Opponents of Medicare’s decision to cover the cost of Aduhelm only for individuals participating in clinical trials argue that rebuking the FDA sets a chilling precedent for future drug development. But this is not the first time Medicare has declined to cover an FDA-approved therapy, and possible effects on innovation, if any, must be weighed against Aduhelm’s unproven benefits and known harms.
Critics also claim that Medicare will damage equity by excluding racial and ethnic minority groups who cannot access Aduhelm at academic centers running trials. Yet it is Aduhelm’s widespread use that would damage equity. Had Medicare reversed course and decided to cover the cost of Aduhelm for all, its 60 million beneficiaries — especially minoritized individuals who bear the greatest brunt of out-of-pocket costs — would have been burdened by higher premiums needed to finance Aduhelm’s widespread use.

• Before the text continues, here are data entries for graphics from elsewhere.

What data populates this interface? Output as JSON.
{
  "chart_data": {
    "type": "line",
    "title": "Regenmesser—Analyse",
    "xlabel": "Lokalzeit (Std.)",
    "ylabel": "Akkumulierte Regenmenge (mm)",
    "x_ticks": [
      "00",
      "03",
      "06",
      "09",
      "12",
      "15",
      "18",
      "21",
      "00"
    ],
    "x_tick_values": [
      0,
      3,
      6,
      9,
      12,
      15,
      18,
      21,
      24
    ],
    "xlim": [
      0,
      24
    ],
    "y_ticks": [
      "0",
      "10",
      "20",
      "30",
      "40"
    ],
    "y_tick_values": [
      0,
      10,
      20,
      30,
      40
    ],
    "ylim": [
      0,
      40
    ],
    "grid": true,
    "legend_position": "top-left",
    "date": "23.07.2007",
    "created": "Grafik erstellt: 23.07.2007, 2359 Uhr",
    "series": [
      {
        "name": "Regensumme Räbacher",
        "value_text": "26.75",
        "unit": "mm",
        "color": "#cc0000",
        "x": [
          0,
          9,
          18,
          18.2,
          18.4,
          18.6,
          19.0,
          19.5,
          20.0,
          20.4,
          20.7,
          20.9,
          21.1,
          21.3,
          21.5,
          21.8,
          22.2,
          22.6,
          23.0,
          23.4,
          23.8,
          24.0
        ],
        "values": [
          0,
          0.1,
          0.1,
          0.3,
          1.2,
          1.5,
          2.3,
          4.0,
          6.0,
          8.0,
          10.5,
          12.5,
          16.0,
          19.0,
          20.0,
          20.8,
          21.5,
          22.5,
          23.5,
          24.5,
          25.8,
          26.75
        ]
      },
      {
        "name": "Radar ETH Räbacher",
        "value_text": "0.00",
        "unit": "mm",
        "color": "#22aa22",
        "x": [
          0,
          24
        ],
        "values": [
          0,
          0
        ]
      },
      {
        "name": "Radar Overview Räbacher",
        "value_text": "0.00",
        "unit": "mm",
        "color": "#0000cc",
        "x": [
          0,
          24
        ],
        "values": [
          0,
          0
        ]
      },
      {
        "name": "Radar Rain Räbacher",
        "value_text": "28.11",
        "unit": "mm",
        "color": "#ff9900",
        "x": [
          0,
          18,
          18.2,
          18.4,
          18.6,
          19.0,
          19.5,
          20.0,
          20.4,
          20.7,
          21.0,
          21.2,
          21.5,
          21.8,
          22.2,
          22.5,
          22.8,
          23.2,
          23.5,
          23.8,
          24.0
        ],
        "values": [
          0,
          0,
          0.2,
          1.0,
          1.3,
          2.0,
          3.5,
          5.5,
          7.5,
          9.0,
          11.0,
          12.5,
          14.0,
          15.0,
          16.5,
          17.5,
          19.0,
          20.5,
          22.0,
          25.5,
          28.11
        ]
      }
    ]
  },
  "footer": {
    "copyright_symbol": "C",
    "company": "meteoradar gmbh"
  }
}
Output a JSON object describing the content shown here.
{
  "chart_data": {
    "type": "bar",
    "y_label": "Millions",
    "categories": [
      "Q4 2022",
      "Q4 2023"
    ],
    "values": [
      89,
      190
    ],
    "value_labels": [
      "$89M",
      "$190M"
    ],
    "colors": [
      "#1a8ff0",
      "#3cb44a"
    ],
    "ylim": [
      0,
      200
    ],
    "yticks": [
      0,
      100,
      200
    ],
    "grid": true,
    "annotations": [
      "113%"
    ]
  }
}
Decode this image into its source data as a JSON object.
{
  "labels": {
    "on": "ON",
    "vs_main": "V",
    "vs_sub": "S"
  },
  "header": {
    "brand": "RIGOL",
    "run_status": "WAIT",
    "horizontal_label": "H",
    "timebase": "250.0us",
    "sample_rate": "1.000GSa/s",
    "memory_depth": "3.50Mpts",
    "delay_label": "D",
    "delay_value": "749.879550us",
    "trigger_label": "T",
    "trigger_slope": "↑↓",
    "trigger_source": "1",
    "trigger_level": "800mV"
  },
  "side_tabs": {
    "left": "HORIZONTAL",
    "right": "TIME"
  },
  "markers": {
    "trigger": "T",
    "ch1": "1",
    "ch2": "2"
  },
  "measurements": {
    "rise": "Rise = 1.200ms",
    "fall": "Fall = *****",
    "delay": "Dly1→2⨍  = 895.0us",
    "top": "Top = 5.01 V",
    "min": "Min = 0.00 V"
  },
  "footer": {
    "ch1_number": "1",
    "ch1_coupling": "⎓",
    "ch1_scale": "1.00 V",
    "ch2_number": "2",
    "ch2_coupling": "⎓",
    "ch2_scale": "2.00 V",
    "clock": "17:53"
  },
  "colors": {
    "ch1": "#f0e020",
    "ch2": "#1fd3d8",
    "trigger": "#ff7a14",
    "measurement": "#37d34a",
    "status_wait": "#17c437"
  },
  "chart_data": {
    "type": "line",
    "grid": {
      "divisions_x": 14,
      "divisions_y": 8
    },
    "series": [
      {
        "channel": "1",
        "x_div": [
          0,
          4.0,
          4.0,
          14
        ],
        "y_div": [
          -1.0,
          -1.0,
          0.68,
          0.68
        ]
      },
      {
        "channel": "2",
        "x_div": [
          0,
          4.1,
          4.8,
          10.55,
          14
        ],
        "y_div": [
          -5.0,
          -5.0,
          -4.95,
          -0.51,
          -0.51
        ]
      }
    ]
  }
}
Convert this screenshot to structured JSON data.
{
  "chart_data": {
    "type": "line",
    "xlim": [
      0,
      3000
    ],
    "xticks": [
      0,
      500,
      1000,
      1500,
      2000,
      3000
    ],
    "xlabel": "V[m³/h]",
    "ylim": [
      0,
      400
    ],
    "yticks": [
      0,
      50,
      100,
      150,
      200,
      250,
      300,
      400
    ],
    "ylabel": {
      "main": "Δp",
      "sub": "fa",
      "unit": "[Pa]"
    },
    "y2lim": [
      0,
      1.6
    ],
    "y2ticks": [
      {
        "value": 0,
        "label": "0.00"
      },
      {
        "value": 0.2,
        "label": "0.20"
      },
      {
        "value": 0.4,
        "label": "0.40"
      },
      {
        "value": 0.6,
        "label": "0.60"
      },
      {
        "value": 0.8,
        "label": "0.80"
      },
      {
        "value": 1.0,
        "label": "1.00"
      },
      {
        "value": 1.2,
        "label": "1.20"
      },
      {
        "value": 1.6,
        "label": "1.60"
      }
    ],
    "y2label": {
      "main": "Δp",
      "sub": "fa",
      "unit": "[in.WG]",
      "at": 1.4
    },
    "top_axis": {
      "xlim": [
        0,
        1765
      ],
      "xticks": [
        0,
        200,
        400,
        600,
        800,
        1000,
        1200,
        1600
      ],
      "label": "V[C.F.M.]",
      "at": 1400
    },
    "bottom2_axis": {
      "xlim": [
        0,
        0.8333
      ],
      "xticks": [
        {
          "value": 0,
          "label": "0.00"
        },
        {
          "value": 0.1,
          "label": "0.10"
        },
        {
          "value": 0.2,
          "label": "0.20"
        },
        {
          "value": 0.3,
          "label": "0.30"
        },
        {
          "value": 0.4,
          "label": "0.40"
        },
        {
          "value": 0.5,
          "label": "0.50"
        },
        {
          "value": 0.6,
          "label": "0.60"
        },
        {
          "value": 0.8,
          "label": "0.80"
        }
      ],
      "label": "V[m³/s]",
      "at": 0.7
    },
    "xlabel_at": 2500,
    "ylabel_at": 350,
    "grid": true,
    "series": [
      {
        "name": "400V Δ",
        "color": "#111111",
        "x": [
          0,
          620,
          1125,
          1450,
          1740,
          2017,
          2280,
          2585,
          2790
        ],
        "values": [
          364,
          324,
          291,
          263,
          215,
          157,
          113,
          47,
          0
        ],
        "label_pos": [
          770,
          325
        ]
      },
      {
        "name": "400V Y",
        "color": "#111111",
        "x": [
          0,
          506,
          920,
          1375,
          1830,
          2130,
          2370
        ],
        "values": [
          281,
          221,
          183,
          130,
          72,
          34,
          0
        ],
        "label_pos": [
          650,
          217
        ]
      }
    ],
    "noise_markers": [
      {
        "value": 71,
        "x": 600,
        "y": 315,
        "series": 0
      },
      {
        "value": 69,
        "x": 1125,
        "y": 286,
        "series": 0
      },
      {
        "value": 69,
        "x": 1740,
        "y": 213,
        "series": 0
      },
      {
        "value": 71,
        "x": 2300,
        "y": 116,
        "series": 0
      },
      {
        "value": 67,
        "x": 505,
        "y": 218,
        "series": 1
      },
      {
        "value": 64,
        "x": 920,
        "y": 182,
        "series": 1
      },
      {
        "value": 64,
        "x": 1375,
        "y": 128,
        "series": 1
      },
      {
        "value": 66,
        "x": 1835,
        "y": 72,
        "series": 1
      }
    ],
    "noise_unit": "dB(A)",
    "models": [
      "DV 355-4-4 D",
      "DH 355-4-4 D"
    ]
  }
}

We believe Medicare wisely decided to not cover Aduhelm outside of randomized trials until more is known about its safety and effectiveness among diverse populations. Despite intense pressure from lobbyists and special interest groups, it prevented an unproven drug from threatening the financial stability of Medicare and millions of American households.
John N. Mafi is a general internist and associate professor of medicine at UCLA. Catherine Sarkisian is a geriatrician and professor of medicine at UCLA. Both care for patients with Alzheimer’s dementia and receive grants from Arnold Ventures and the National Institutes of Health to study harmful, low-value care among older Americans. The views expressed here are their own and do not necessarily reflect the views of UCLA or the NIH.